H53A-1651
Long-Term Drought Forecasting based on Climate Signals using Multi-Channel
Friday, 18 December 2015
Poster Hall (Moscone South)
Huijuan Cui1, Vijay P Singh2, Qiuhong Tang1 and Quansheng Ge1, (1)IGSNRR Institute of Geographic Sciences and Natural Resources Research, CAS, Beijing, China, (2)Texas A & M University, College Station, TX, United States
Abstract:
Drought is an insidious natural hazard, which may cause severe damage both in natural environment and human society. Timely drought forecasting enables civil protection authorities and public to take actions to reduce the risk of droughts. Thus drought forecasting plays an important role in setting out drought mitigation strategy. Analysis of the dominant oscillations of droughts and large-scale climate indices has shown that climate indices, such as the El Niño Southern Oscillation (ENSO), are significant indicators of drought occurrences in southern United States. It suggests that the climate indices may be used in drought forecasting at a long lead time. In this study, the multi-channel entropy spectral analysis (MCESA) was developed to incorporate the ENSO climate signals to entropy approach for long-term drought forecasting. To focus on the lack of surface water, drought was quantified by standardized streamflow index (SSI) in this study.
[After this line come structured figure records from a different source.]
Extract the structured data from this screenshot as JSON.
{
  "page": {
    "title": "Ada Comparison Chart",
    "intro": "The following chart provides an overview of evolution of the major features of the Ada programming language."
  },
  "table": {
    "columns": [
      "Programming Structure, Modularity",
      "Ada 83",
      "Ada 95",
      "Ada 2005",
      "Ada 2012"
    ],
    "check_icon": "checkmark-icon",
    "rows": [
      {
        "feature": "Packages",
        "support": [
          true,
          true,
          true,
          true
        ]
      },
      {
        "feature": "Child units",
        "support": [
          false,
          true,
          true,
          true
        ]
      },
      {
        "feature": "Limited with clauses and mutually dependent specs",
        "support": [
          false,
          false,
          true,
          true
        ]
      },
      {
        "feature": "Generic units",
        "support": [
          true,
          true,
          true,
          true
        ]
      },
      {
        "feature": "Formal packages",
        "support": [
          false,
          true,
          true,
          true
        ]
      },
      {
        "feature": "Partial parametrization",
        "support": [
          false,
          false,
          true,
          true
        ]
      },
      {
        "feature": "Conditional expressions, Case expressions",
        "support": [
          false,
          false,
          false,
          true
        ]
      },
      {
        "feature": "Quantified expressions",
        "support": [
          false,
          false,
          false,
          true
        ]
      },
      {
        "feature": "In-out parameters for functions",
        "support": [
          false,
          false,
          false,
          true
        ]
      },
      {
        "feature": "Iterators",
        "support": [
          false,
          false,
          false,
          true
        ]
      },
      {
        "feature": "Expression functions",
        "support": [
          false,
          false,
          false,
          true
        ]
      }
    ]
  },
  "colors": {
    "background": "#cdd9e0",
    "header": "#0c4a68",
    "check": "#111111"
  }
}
SSI time series turned out to be stationary and highly autocorrelated, which showed significant 12-month periodicity. As a result, SSI was successfully forecasted using MCESA with ENSO as an indicator for lead times of 4-6 years. The drought forecasting was more reliable for the stations in humid areas than arid areas. Comparison from the retrospective drought forecasts with or without ENSO showed that inclusion of ENSO climate signals reduced the forecasting errors. The forecasts under El Nino (La Nina) condition reduced (increased) drought severity, making the forecasts more accurate.